Writing Is Selection

Writing is selection. Just to start a piece of writing you have to choose one word and only one from more than a million in the language. Now keep going. What is your next word? Your next sentence, paragraph, section, chapter? Your next ball of fact. You select what goes in and you decide what stays out. At base you have only one criterion: If something interests you, it goes in—if not, it stays out. That’s a crude way to assess things, but it’s all you’ve got.

JOHN McPHEE

To Write English Is Not A Science But An Art

To write or even speak English is not a science but an art. There are no reliable words. Whoever writes English is involved in a struggle that never lets up even for a sentence. He is struggling against vagueness, against obscurity, against the lure of the decorative adjective, against the encroachment of Latin and Greek, and, above all, against the worn-out phrases and dead metaphors with which the language is cluttered up.

GEORGE ORWELL

Be Faithful To Your Perceptions

It’s not that you get a cliché and then wiggle it about or use synonyms.

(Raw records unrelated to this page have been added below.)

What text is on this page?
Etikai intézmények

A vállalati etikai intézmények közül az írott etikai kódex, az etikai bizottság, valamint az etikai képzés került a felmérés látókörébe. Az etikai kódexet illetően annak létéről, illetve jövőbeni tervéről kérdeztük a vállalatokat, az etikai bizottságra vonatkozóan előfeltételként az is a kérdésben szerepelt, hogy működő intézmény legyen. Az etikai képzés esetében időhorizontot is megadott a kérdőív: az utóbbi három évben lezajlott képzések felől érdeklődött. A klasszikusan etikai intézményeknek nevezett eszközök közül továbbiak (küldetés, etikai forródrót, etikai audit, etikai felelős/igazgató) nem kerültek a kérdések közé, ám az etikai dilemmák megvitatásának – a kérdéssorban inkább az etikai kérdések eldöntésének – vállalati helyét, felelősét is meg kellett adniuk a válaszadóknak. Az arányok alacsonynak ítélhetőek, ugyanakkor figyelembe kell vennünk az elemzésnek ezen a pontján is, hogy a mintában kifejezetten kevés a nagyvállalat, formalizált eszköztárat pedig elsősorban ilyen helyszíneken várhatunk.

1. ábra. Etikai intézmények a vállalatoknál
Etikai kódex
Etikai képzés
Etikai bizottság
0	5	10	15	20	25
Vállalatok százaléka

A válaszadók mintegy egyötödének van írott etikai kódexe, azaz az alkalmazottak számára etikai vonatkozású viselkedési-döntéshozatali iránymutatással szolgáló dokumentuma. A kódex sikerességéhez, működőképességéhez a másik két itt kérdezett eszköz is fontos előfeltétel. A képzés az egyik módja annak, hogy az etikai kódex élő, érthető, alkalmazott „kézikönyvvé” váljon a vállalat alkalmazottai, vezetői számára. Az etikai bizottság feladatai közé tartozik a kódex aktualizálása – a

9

You don’t take an ordinary decorative paragraph and give it style. What you’re trying to do is be faithful to your perceptions and transmit them as faithfully as you can. I say these sentences until they sound right. There’s no objective reason why they’re right. They just sound right to me.

MARTIN AMIS

Inspiration Is Merely A Pretty Phrase for Work

I have learned, as has many another better writer, to summon inspiration to my call as soon as I begin my day’s stint, and not to hang around waiting for it. Inspiration is merely a pretty phrase for work. And it can be cultivated by anyone who has the patience to try. Inspiration which will not come at its possessor’s summons is like a dog that cannot be trained to obey. The sooner the both are gotten rid of, the better.

ALBERT PAYSON TERHUNE

There's Nothin' to Know

There's nothin' to know. You have an idea, you write down what you wanna say. Then you get somebody to add in the commas and shit where they belong, if you aren't positive yourself. Maybe fix up the spelling where you have some tricky words ... although I've seen scripts where I know words weren't spelled right and there was hardly any commas in it at all. So I don't think it's too important. Anyway, you come to the last page you write in 'Fade out' and that's the end, you're done.

“Bo Catlett” (Delroy Lindo) in Get Shorty, screenplay by Scott Frank, from the novel by Elmore Leonard

The Answer is to Write

If you’re afraid you can’t write, the answer is to write. Every sentence you construct adds weight to the balance pan. If you’re afraid of what other people will think of your efforts, don’t show them until you write your way beyond your fear. If writing a book is impossible, write a chapter. If writing a chapter is impossible, write a page. If writing a page is impossible, write a paragraph. If writing a paragraph is impossible, write a sentence. If writing even a sentence is impossible, write a word and teach yourself everything there is to know about that word and then write another, connected word and see where their connection leads. A page a day is a book a year.